Escolhe daqui, experimenta dali, acabou levando um Ray-Ban clássico, de lentes verdes escuras e armação dourada. Só não gostou do preço: os olhos da cara. Mas fechou negócio.

Ao sair da loja era outro homem. Estava tão feliz com sua nova aquisição, que resolveu atravessar a rua e dar uma volta pelo calçadão da orla.

Na esquina, parou junto ao meio-fio, na faixa de pedestres. Ficou esperando o sinal fechar. Nisso, veio passando o lotação. Bóris nem notou o braço se esticando para fora de uma das janelas do coletivo. Vapt, vupt!

Num passe de mágica, o lanceiro puxou os óculos sem sequer tocar em seu rosto. Com mão de gato, delicadamente. Uma obra de arte da rapinagem urbana.

Atônito junto à beira da calçada, e meio tonto com a luz do sol, Bóris só se deu conta do acontecido, quando viu o ônibus indo embora com seu ex-óculos escuros novinho.

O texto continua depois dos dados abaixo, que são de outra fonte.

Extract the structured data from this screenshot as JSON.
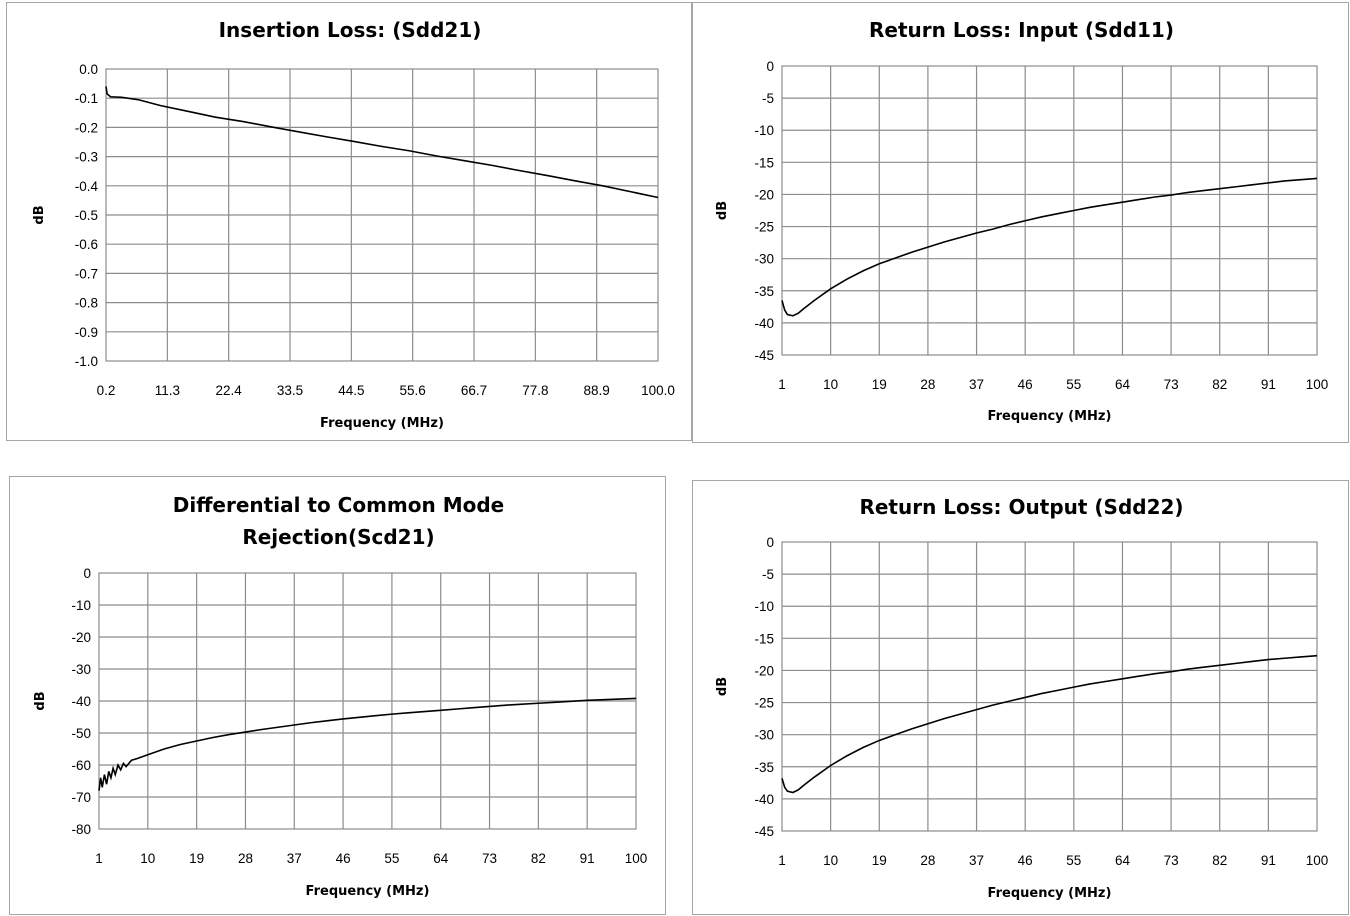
{
  "chart_data": [
    {
      "type": "line",
      "title": [
        "Insertion Loss: (Sdd21)"
      ],
      "xlabel": "Frequency (MHz)",
      "ylabel": "dB",
      "categories": [
        "0.2",
        "11.3",
        "22.4",
        "33.5",
        "44.5",
        "55.6",
        "66.7",
        "77.8",
        "88.9",
        "100.0"
      ],
      "xlim": [
        0.2,
        100.0
      ],
      "yticks": [
        "0.0",
        "-0.1",
        "-0.2",
        "-0.3",
        "-0.4",
        "-0.5",
        "-0.6",
        "-0.7",
        "-0.8",
        "-0.9",
        "-1.0"
      ],
      "ylim": [
        -1.0,
        0.0
      ],
      "grid": true,
      "legend": "none",
      "series": [
        {
          "values": [
            [
              0.2,
              -0.06
            ],
            [
              0.4,
              -0.085
            ],
            [
              1,
              -0.095
            ],
            [
              3,
              -0.097
            ],
            [
              6,
              -0.105
            ],
            [
              10,
              -0.125
            ],
            [
              15,
              -0.145
            ],
            [
              20,
              -0.165
            ],
            [
              25,
              -0.18
            ],
            [
              30,
              -0.198
            ],
            [
              35,
              -0.215
            ],
            [
              40,
              -0.232
            ],
            [
              45,
              -0.248
            ],
            [
              50,
              -0.265
            ],
            [
              55,
              -0.28
            ],
            [
              60,
              -0.298
            ],
            [
              65,
              -0.314
            ],
            [
              70,
              -0.33
            ],
            [
              75,
              -0.348
            ],
            [
              80,
              -0.365
            ],
            [
              85,
              -0.383
            ],
            [
              90,
              -0.4
            ],
            [
              95,
              -0.42
            ],
            [
              100,
              -0.44
            ]
          ]
        }
      ]
    },
    {
      "type": "line",
      "title": [
        "Return Loss: Input (Sdd11)"
      ],
      "xlabel": "Frequency (MHz)",
      "ylabel": "dB",
      "categories": [
        "1",
        "10",
        "19",
        "28",
        "37",
        "46",
        "55",
        "64",
        "73",
        "82",
        "91",
        "100"
      ],
      "xlim": [
        1,
        100
      ],
      "yticks": [
        "0",
        "-5",
        "-10",
        "-15",
        "-20",
        "-25",
        "-30",
        "-35",
        "-40",
        "-45"
      ],
      "ylim": [
        -45,
        0
      ],
      "grid": true,
      "legend": "none",
      "series": [
        {
          "values": [
            [
              1,
              -36.5
            ],
            [
              1.5,
              -38
            ],
            [
              2,
              -38.7
            ],
            [
              3,
              -38.9
            ],
            [
              4,
              -38.5
            ],
            [
              5,
              -37.8
            ],
            [
              7,
              -36.5
            ],
            [
              10,
              -34.7
            ],
            [
              13,
              -33.2
            ],
            [
              16,
              -31.9
            ],
            [
              19,
              -30.8
            ],
            [
              22,
              -29.9
            ],
            [
              25,
              -29
            ],
            [
              28,
              -28.2
            ],
            [
              31,
              -27.4
            ],
            [
              34,
              -26.7
            ],
            [
              37,
              -26
            ],
            [
              40,
              -25.4
            ],
            [
              43,
              -24.7
            ],
            [
              46,
              -24.1
            ],
            [
              49,
              -23.5
            ],
            [
              52,
              -23
            ],
            [
              55,
              -22.5
            ],
            [
              58,
              -22
            ],
            [
              61,
              -21.6
            ],
            [
              64,
              -21.2
            ],
            [
              67,
              -20.8
            ],
            [
              70,
              -20.4
            ],
            [
              73,
              -20.1
            ],
            [
              76,
              -19.7
            ],
            [
              79,
              -19.4
            ],
            [
              82,
              -19.1
            ],
            [
              85,
              -18.8
            ],
            [
              88,
              -18.5
            ],
            [
              91,
              -18.2
            ],
            [
              94,
              -17.9
            ],
            [
              97,
              -17.7
            ],
            [
              100,
              -17.5
            ]
          ]
        }
      ]
    },
    {
      "type": "line",
      "title": [
        "Differential to Common Mode",
        "Rejection(Scd21)"
      ],
      "xlabel": "Frequency (MHz)",
      "ylabel": "dB",
      "categories": [
        "1",
        "10",
        "19",
        "28",
        "37",
        "46",
        "55",
        "64",
        "73",
        "82",
        "91",
        "100"
      ],
      "xlim": [
        1,
        100
      ],
      "yticks": [
        "0",
        "-10",
        "-20",
        "-30",
        "-40",
        "-50",
        "-60",
        "-70",
        "-80"
      ],
      "ylim": [
        -80,
        0
      ],
      "grid": true,
      "legend": "none",
      "series": [
        {
          "values": [
            [
              1,
              -68
            ],
            [
              1.3,
              -64
            ],
            [
              1.6,
              -67
            ],
            [
              2,
              -63
            ],
            [
              2.4,
              -66
            ],
            [
              2.8,
              -62
            ],
            [
              3.2,
              -64
            ],
            [
              3.6,
              -61
            ],
            [
              4,
              -63
            ],
            [
              4.5,
              -60
            ],
            [
              5,
              -61.5
            ],
            [
              5.5,
              -59.5
            ],
            [
              6,
              -60.5
            ],
            [
              7,
              -58.5
            ],
            [
              8,
              -58
            ],
            [
              10,
              -56.8
            ],
            [
              13,
              -55
            ],
            [
              16,
              -53.6
            ],
            [
              19,
              -52.5
            ],
            [
              22,
              -51.4
            ],
            [
              25,
              -50.5
            ],
            [
              28,
              -49.7
            ],
            [
              31,
              -48.9
            ],
            [
              34,
              -48.2
            ],
            [
              37,
              -47.5
            ],
            [
              40,
              -46.8
            ],
            [
              43,
              -46.2
            ],
            [
              46,
              -45.6
            ],
            [
              49,
              -45.1
            ],
            [
              52,
              -44.6
            ],
            [
              55,
              -44.1
            ],
            [
              58,
              -43.7
            ],
            [
              61,
              -43.3
            ],
            [
              64,
              -42.9
            ],
            [
              67,
              -42.5
            ],
            [
              70,
              -42.1
            ],
            [
              73,
              -41.7
            ],
            [
              76,
              -41.3
            ],
            [
              79,
              -41
            ],
            [
              82,
              -40.7
            ],
            [
              85,
              -40.4
            ],
            [
              88,
              -40.1
            ],
            [
              91,
              -39.8
            ],
            [
              94,
              -39.6
            ],
            [
              97,
              -39.4
            ],
            [
              100,
              -39.2
            ]
          ]
        }
      ]
    },
    {
      "type": "line",
      "title": [
        "Return Loss: Output (Sdd22)"
      ],
      "xlabel": "Frequency (MHz)",
      "ylabel": "dB",
      "categories": [
        "1",
        "10",
        "19",
        "28",
        "37",
        "46",
        "55",
        "64",
        "73",
        "82",
        "91",
        "100"
      ],
      "xlim": [
        1,
        100
      ],
      "yticks": [
        "0",
        "-5",
        "-10",
        "-15",
        "-20",
        "-25",
        "-30",
        "-35",
        "-40",
        "-45"
      ],
      "ylim": [
        -45,
        0
      ],
      "grid": true,
      "legend": "none",
      "series": [
        {
          "values": [
            [
              1,
              -36.8
            ],
            [
              1.5,
              -38.2
            ],
            [
              2,
              -38.8
            ],
            [
              3,
              -39
            ],
            [
              4,
              -38.6
            ],
            [
              5,
              -37.9
            ],
            [
              7,
              -36.6
            ],
            [
              10,
              -34.8
            ],
            [
              13,
              -33.3
            ],
            [
              16,
              -32
            ],
            [
              19,
              -30.9
            ],
            [
              22,
              -30
            ],
            [
              25,
              -29.1
            ],
            [
              28,
              -28.3
            ],
            [
              31,
              -27.5
            ],
            [
              34,
              -26.8
            ],
            [
              37,
              -26.1
            ],
            [
              40,
              -25.4
            ],
            [
              43,
              -24.8
            ],
            [
              46,
              -24.2
            ],
            [
              49,
              -23.6
            ],
            [
              52,
              -23.1
            ],
            [
              55,
              -22.6
            ],
            [
              58,
              -22.1
            ],
            [
              61,
              -21.7
            ],
            [
              64,
              -21.3
            ],
            [
              67,
              -20.9
            ],
            [
              70,
              -20.5
            ],
            [
              73,
              -20.2
            ],
            [
              76,
              -19.8
            ],
            [
              79,
              -19.5
            ],
            [
              82,
              -19.2
            ],
            [
              85,
              -18.9
            ],
            [
              88,
              -18.6
            ],
            [
              91,
              -18.3
            ],
            [
              94,
              -18.1
            ],
            [
              97,
              -17.9
            ],
            [
              100,
              -17.7
            ]
          ]
        }
      ]
    }
  ]
}
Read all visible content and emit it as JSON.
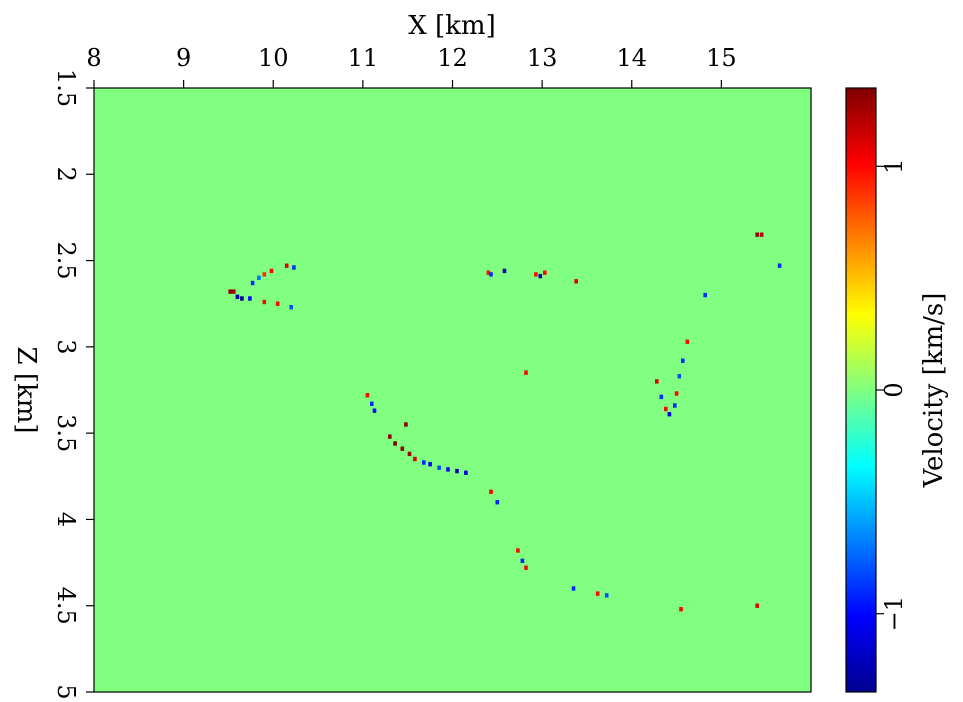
{
  "chart_data": {
    "type": "heatmap",
    "xlabel": "X [km]",
    "ylabel": "Z [km]",
    "xlim": [
      8,
      16
    ],
    "ylim": [
      1.5,
      5
    ],
    "x_ticks": [
      8,
      9,
      10,
      11,
      12,
      13,
      14,
      15
    ],
    "x_tick_labels": [
      "8",
      "9",
      "10",
      "11",
      "12",
      "13",
      "14",
      "15"
    ],
    "y_ticks": [
      1.5,
      2,
      2.5,
      3,
      3.5,
      4,
      4.5,
      5
    ],
    "y_tick_labels": [
      "1.5",
      "2",
      "2.5",
      "3",
      "3.5",
      "4",
      "4.5",
      "5"
    ],
    "x_axis_position": "top",
    "y_axis_direction": "down",
    "background_value": 0,
    "colorbar": {
      "label": "Velocity [km/s]",
      "range": [
        -1.35,
        1.35
      ],
      "ticks": [
        -1,
        0,
        1
      ],
      "tick_labels": [
        "−1",
        "0",
        "1"
      ],
      "colormap": "jet",
      "placement": "right"
    },
    "points": [
      {
        "x": 9.52,
        "z": 2.68,
        "v": 1.3
      },
      {
        "x": 9.56,
        "z": 2.68,
        "v": 1.25
      },
      {
        "x": 9.6,
        "z": 2.71,
        "v": -1.2
      },
      {
        "x": 9.65,
        "z": 2.72,
        "v": -1.3
      },
      {
        "x": 9.74,
        "z": 2.72,
        "v": -1.0
      },
      {
        "x": 9.77,
        "z": 2.63,
        "v": -0.9
      },
      {
        "x": 9.84,
        "z": 2.6,
        "v": -0.7
      },
      {
        "x": 9.9,
        "z": 2.58,
        "v": 0.9
      },
      {
        "x": 9.98,
        "z": 2.56,
        "v": 1.0
      },
      {
        "x": 10.15,
        "z": 2.53,
        "v": 1.1
      },
      {
        "x": 10.23,
        "z": 2.54,
        "v": -0.9
      },
      {
        "x": 9.9,
        "z": 2.74,
        "v": 1.0
      },
      {
        "x": 10.05,
        "z": 2.75,
        "v": 1.0
      },
      {
        "x": 10.2,
        "z": 2.77,
        "v": -0.8
      },
      {
        "x": 12.4,
        "z": 2.57,
        "v": 1.0
      },
      {
        "x": 12.43,
        "z": 2.58,
        "v": -0.9
      },
      {
        "x": 12.58,
        "z": 2.56,
        "v": -1.2
      },
      {
        "x": 12.93,
        "z": 2.58,
        "v": 1.0
      },
      {
        "x": 12.98,
        "z": 2.59,
        "v": -1.2
      },
      {
        "x": 13.03,
        "z": 2.57,
        "v": 1.0
      },
      {
        "x": 13.38,
        "z": 2.62,
        "v": 1.1
      },
      {
        "x": 15.4,
        "z": 2.35,
        "v": 1.3
      },
      {
        "x": 15.45,
        "z": 2.35,
        "v": 1.2
      },
      {
        "x": 15.65,
        "z": 2.53,
        "v": -0.9
      },
      {
        "x": 14.82,
        "z": 2.7,
        "v": -0.9
      },
      {
        "x": 14.62,
        "z": 2.97,
        "v": 1.0
      },
      {
        "x": 14.57,
        "z": 3.08,
        "v": -0.9
      },
      {
        "x": 14.53,
        "z": 3.17,
        "v": -0.8
      },
      {
        "x": 14.5,
        "z": 3.27,
        "v": 1.0
      },
      {
        "x": 14.48,
        "z": 3.34,
        "v": -0.9
      },
      {
        "x": 14.42,
        "z": 3.39,
        "v": -1.1
      },
      {
        "x": 14.38,
        "z": 3.36,
        "v": 1.0
      },
      {
        "x": 14.33,
        "z": 3.29,
        "v": -0.9
      },
      {
        "x": 14.28,
        "z": 3.2,
        "v": 1.1
      },
      {
        "x": 12.82,
        "z": 3.15,
        "v": 1.0
      },
      {
        "x": 11.05,
        "z": 3.28,
        "v": 1.0
      },
      {
        "x": 11.1,
        "z": 3.33,
        "v": -0.9
      },
      {
        "x": 11.13,
        "z": 3.37,
        "v": -1.0
      },
      {
        "x": 11.48,
        "z": 3.45,
        "v": 1.35
      },
      {
        "x": 11.3,
        "z": 3.52,
        "v": 1.3
      },
      {
        "x": 11.36,
        "z": 3.56,
        "v": 1.35
      },
      {
        "x": 11.44,
        "z": 3.59,
        "v": 1.3
      },
      {
        "x": 11.52,
        "z": 3.62,
        "v": 1.25
      },
      {
        "x": 11.58,
        "z": 3.65,
        "v": 1.1
      },
      {
        "x": 11.68,
        "z": 3.67,
        "v": -0.9
      },
      {
        "x": 11.75,
        "z": 3.68,
        "v": -1.0
      },
      {
        "x": 11.85,
        "z": 3.7,
        "v": -0.8
      },
      {
        "x": 11.95,
        "z": 3.71,
        "v": -1.0
      },
      {
        "x": 12.05,
        "z": 3.72,
        "v": -1.2
      },
      {
        "x": 12.15,
        "z": 3.73,
        "v": -1.1
      },
      {
        "x": 12.43,
        "z": 3.84,
        "v": 1.0
      },
      {
        "x": 12.5,
        "z": 3.9,
        "v": -0.9
      },
      {
        "x": 12.73,
        "z": 4.18,
        "v": 1.0
      },
      {
        "x": 12.78,
        "z": 4.24,
        "v": -0.9
      },
      {
        "x": 12.82,
        "z": 4.28,
        "v": 1.0
      },
      {
        "x": 13.35,
        "z": 4.4,
        "v": -0.9
      },
      {
        "x": 13.62,
        "z": 4.43,
        "v": 1.0
      },
      {
        "x": 13.72,
        "z": 4.44,
        "v": -0.8
      },
      {
        "x": 14.55,
        "z": 4.52,
        "v": 1.0
      },
      {
        "x": 15.4,
        "z": 4.5,
        "v": 1.1
      }
    ]
  }
}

Sorrindo, com o Ray-Ban novinho na cara, tronco para fora da janela, o malandro mandou a gozação, no mais legítimo sotaque carioca:

“Abre o olho, paulisssssta!!!”



Carlão Bittencourt
é redator publicitário
e cronista.
É autor de
"Pela Sete - Breves Histórias do Pano Verde"
(2003, Editora Codex),
um mergulho no universo
dos salões de bilhar de São Paulo
e escreve todas as quartas
em LEVA UM CASAQUINHO.


1 comment:

  1. Grande lembrança, belo e divertido texto, Carlão! Deu saudade do Boris, que na minha lista de ramais da Almap era Boris/Deilon.